I tried to convince you, but you didn't believe me, even though you pretended to. I felt mortified, I wanted to run out and cry, but I had to be there for you. It's always about you isn't it Olivia? You always have to be the center of everything, I know you love it, it shows.
Your mom called us. I walked in silence while you made dumb jokes. We finally arrived at the gate. Your mom hugged me and thanked me, but I couldn't hear any of it, my mind was elsewhere. Then you turned. You gave me a quick and soft kiss on my lips and said, "bye Abby, I hope to see you again."

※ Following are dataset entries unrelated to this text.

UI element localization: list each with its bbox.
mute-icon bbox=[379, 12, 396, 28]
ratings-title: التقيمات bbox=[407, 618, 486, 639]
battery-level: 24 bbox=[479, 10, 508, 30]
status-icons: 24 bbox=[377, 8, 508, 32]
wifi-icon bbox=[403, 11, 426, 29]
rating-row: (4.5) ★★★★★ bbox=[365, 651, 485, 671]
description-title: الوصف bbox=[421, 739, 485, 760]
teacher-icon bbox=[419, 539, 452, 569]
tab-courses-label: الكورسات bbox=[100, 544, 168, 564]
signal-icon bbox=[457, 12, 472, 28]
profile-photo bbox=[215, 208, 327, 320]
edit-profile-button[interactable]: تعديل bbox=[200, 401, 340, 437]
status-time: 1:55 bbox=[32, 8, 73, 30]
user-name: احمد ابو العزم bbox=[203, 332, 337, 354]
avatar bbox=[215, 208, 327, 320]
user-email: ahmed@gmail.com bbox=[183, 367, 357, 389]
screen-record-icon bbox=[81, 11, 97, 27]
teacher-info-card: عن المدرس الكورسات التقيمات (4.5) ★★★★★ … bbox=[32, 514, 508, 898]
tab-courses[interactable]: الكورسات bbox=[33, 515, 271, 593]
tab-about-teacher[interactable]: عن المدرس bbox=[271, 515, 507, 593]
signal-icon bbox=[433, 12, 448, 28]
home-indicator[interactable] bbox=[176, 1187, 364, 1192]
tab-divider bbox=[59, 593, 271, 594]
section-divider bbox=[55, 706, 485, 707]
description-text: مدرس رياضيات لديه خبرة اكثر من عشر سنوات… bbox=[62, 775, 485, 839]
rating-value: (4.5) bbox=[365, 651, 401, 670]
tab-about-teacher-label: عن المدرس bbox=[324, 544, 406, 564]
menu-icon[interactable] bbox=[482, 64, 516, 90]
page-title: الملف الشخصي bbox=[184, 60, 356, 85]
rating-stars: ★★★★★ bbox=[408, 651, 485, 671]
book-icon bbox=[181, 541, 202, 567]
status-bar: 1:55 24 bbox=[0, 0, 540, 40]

I watched your slim figure walk away with tears in my eyes. You were my everything just leaving me. But you promised to call, I reminded myself. You loved me, just like I loved you, at least that is what I hoped for.
I waited for that call for days, and then days turned into months and months into years. You never called. I never saw you again. I bet you don't even regret telling me how you felt. I bet you just did it to crush me, to hurt me. So, Olivia, you deserve whatever is coming your way.